© Jean-Louis Fernandez

Il y avait un roi qui n’avait pas l’air si vieux que ça, tout feu tout flamme qu’il était, il y a à peine quelques années, dans la cour honorifique d’un illustre palais. Mais renvoyé à ses cheveux blancs par une fille qui déchire son patrimoine, voilà que l’herbe folle se met à errer dans une lande sèche, à la recherche d’une innocence perdue. Il convoite là-bas un corps primitif, extraordinaire, bestial, sans raison, sans morale. Un corps fou parmi le « grand théâtre des fous. » Un corps performant de bon vieux théâtre allemand, pour le dire sans langue de conte, celui que possède pour sa part le jeune Edmund (interprété par Christophe Montenez qui, à force de se regarder être bizarre, ne l’est plus trop). Et si cet Edmund fait beaucoup d’ombre à Lear (alias Denis Podalydès, qui désigne cérébralement la folie sans mettre les deux pieds dans son vortex) c’est que le jeunot a la chance de faire joujou pendant la représentation avec les masques d’argile et les grimaces bizarroïdes en gros-plan caméra (le roi lui a offert la panoplie halloweenienne du parfait acteur germanique mais, malheureusement, Edmund a trop joué à FIFA pour avoir la moyenne). 

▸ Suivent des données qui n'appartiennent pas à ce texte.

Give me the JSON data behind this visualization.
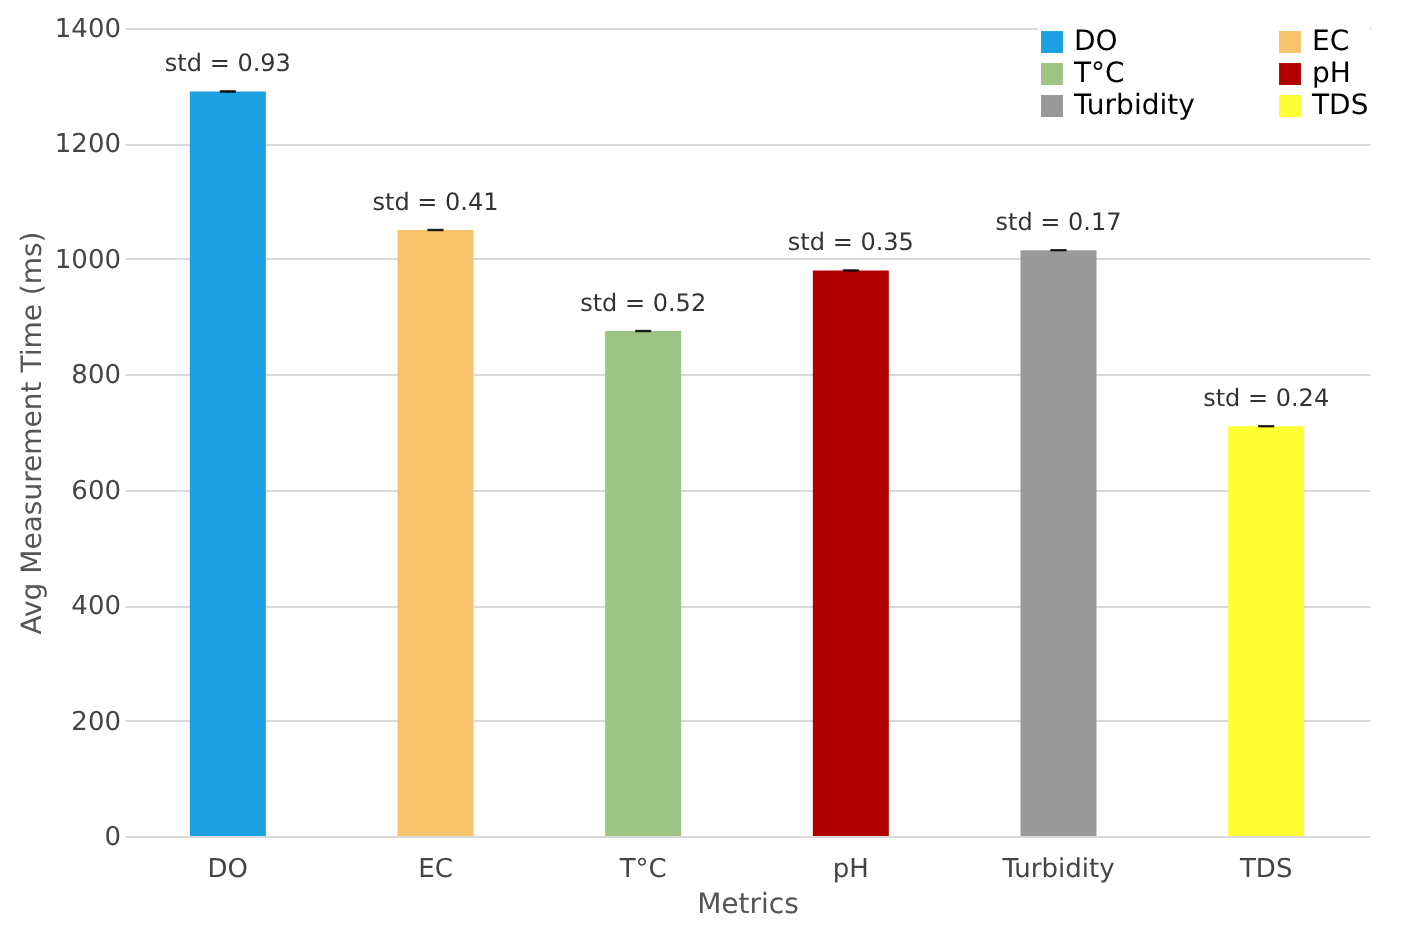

Le roi sera-t-il en reste face au vilain garnement ? Sûrement pas, et on lui donne des subventions pour ça : un bel écran LED qui descend des cintres avec les projections mentalo-psychédéliques qui vont bien, un orage sonore à encirer la boule Quies, un micro beuglard avec lequel il interpelle  le cosmos. Mais voici que le fou (Stéphane Varupenne, pas assez fou lui non plus) fait chuter l’onéreuse kermesse en lançant au performer sénile : « On dirait du théâtre allemand des années 1980. » Quel sens de l’auto-dérision ce roi ! Qu’il est humble de saboter par l’humour les quelques remous pseudo-subversifs de son crépuscule. Car autour de ces petits moments de « folyyyyy » comme dirait sa progéniture Cordélia (à moins que ce ne soit Cordula, Cristina de son prénom ?), les images restent bien sages et bien scolairement paysagées. Heureusement que Kent, alias Séphora Pondi, est là pour tenir un peu plus ferme la couronne.« Les jeunes grimpent quand les vieux descendent » entend-on bien distinctement. « Non rien de rien…. » fredonne-ton en avant-scène. On aurait quand bien même aimé que ce “Roi Lear” soit autre chose qu’un documentaire allégorique sur l’errance d’un maître européen.